Joining the University of Toronto in 1987, Hinton worked with graduate students to further advance AI. Their work became central to the development of today’s machine learning systems, forming the basis for many of the applications we use today, including image recognition and natural language processing, self-driving cars, even language models like OpenAI’s GPT series.

In 2012, Hinton an two of his graduate students from the University of Toronto, Ilya Sutskever and Alex Krizhevsky, founded a spinoff company called DNNresearch to focus on advancing deep neural networks—specifically “deep learning”—which models artificial intelligence on the human brain’s neural pathways to improve machine learning capabilities.

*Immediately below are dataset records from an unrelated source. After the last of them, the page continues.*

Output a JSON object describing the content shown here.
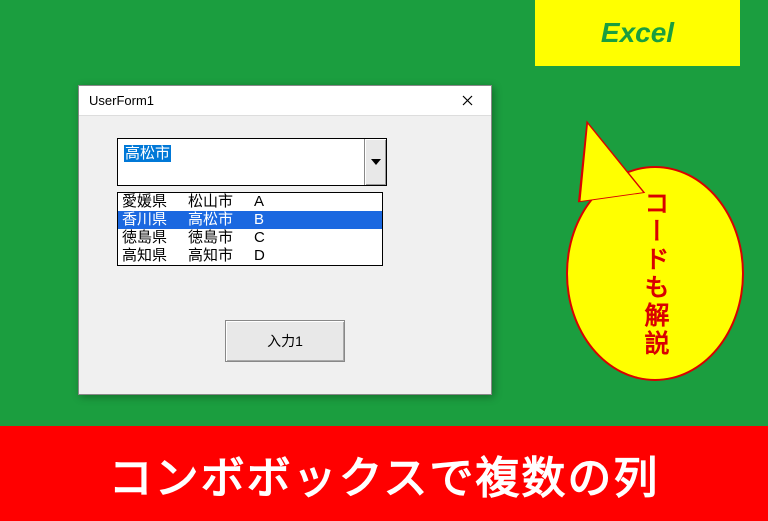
{
  "badge": {
    "label": "Excel"
  },
  "form": {
    "title": "UserForm1",
    "combo_value": "高松市",
    "options": [
      {
        "col1": "愛媛県",
        "col2": "松山市",
        "col3": "A",
        "selected": false
      },
      {
        "col1": "香川県",
        "col2": "高松市",
        "col3": "B",
        "selected": true
      },
      {
        "col1": "徳島県",
        "col2": "徳島市",
        "col3": "C",
        "selected": false
      },
      {
        "col1": "高知県",
        "col2": "高知市",
        "col3": "D",
        "selected": false
      }
    ],
    "button_label": "入力1"
  },
  "bubble": {
    "text": "コードも解説"
  },
  "footer": {
    "text": "コンボボックスで複数の列"
  }
}
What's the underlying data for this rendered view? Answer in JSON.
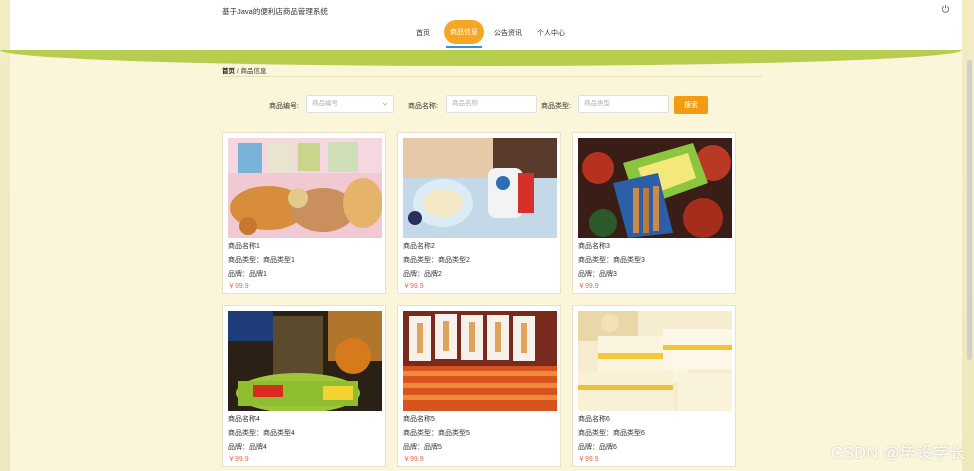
{
  "header": {
    "title": "基于Java的便利店商品管理系统",
    "nav": [
      "首页",
      "商品信息",
      "公告资讯",
      "个人中心"
    ],
    "active_index": 1
  },
  "breadcrumb": {
    "home": "首页",
    "sep": "/",
    "current": "商品信息"
  },
  "search": {
    "code_label": "商品编号:",
    "code_placeholder": "商品编号",
    "name_label": "商品名称:",
    "name_placeholder": "商品名称",
    "type_label": "商品类型:",
    "type_placeholder": "商品类型",
    "button": "搜索"
  },
  "products": [
    {
      "name": "商品名称1",
      "type": "商品类型：商品类型1",
      "brand": "品牌：品牌1",
      "price": "￥99.9"
    },
    {
      "name": "商品名称2",
      "type": "商品类型：商品类型2",
      "brand": "品牌：品牌2",
      "price": "￥99.9"
    },
    {
      "name": "商品名称3",
      "type": "商品类型：商品类型3",
      "brand": "品牌：品牌3",
      "price": "￥99.9"
    },
    {
      "name": "商品名称4",
      "type": "商品类型：商品类型4",
      "brand": "品牌：品牌4",
      "price": "￥99.9"
    },
    {
      "name": "商品名称5",
      "type": "商品类型：商品类型5",
      "brand": "品牌：品牌5",
      "price": "￥99.9"
    },
    {
      "name": "商品名称6",
      "type": "商品类型：商品类型6",
      "brand": "品牌：品牌6",
      "price": "￥99.9"
    }
  ],
  "watermark": "CSDN @毕设学长",
  "colors": {
    "accent": "#f5a623",
    "band": "#b7cd4f",
    "price": "#e06c4b",
    "background": "#fbf6d9"
  }
}
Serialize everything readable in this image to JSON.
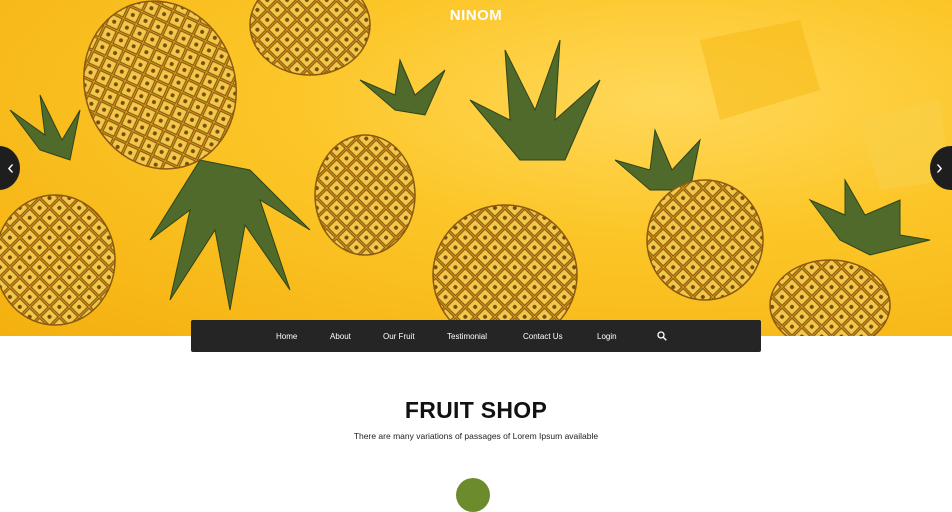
{
  "brand": "NINOM",
  "nav": {
    "items": [
      "Home",
      "About",
      "Our Fruit",
      "Testimonial",
      "Contact Us",
      "Login"
    ]
  },
  "hero": {
    "prev_icon": "chevron-left-icon",
    "next_icon": "chevron-right-icon",
    "prev_glyph": "‹",
    "next_glyph": "›"
  },
  "section": {
    "title": "FRUIT SHOP",
    "subtitle": "There are many variations of passages of Lorem Ipsum available"
  },
  "colors": {
    "accent": "#f8bf1d",
    "nav_bg": "#252525",
    "text": "#111111"
  }
}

Hinton and his collaborators developed a neural network capable of recognizing images (like flowers, dogs, and cars) with unprecedented accuracy, a feat that had long seemed unattainable. Their research fundamentally changed AI’s approach to computer vision, showcasing the immense potential of neural networks when trained on vast amounts of data.

Despite its significant achievements, DNNresearch had no products or immediate commercial ambitions when it was founded. Instead, it was formed as a mechanism for Hinton and his students to more effectively navigate the growing interest in their work from major tech companies, which would eventually lead to the auction that sparked the modern race for AI dominance.

In fact, they put the company up for auction in December 2012 and received a competitive bidding war between Google, Microsoft, Baidu, and DeepMind, as recounted in an amazing Wired magazine article by Cade Metz from 2021. Hinton eventually chose to sell to Google for $44 million, even though he could have driven the price higher. This auction marked the beginning of an AI arms race between tech giants, driving rapid advancements in deep learning and AI technology.

This background is critical to understanding Hinton’s impact on AI and how his innovations contributed to his being awarded the Nobel Prize in Physics today, reflecting the foundational importance of his work in neural networks and machine learning to the evolution of modern AI.

U of T President Meric Gertler congratulated Hinton on his accomplishment, highlighting the university’s pride in his historic achievement .

Hinton is widely credited for advancing neural networks through the development of the Boltzmann machine, a model that can classify data and generate new patterns from training examples.

Hopfield’s legacy

John J. Hopfield, a professor at Princeton University who shares the Nobel Prize with Hinton, developed an associative memory model, known as the Hopfield network, which revolutionized how patterns, including images, can be stored and reconstructed.

This model applies principles from physics, specifically atomic spin systems, to neural networks, enabling them to work through incomplete or distorted data to restore full patterns, and is similar to how diffusion models powering image and video AI services can learn to create new images from training on reconstructing old ones.

His contributions have not only influenced AI but have also impacted computational neuroscience and error correction, showcasing the interdisciplinary relevance of his work.

His work, closely related to atomic spin systems, paved the way for further advancements in AI, including Hinton’s Boltzmann machine.

While Hinton’s work catapulted neural networks into the modern era, Hopfield’s earlier breakthroughs laid a crucial foundation for pattern recognition in neural models.

Both laureates’ achievements have significantly influenced the rapid growth of AI, leading to transformative changes in industries ranging from technology to healthcare.

The Nobel Committee emphasized that their work in artificial neural networks has already benefited a wide range of fields, particularly in material science and beyond.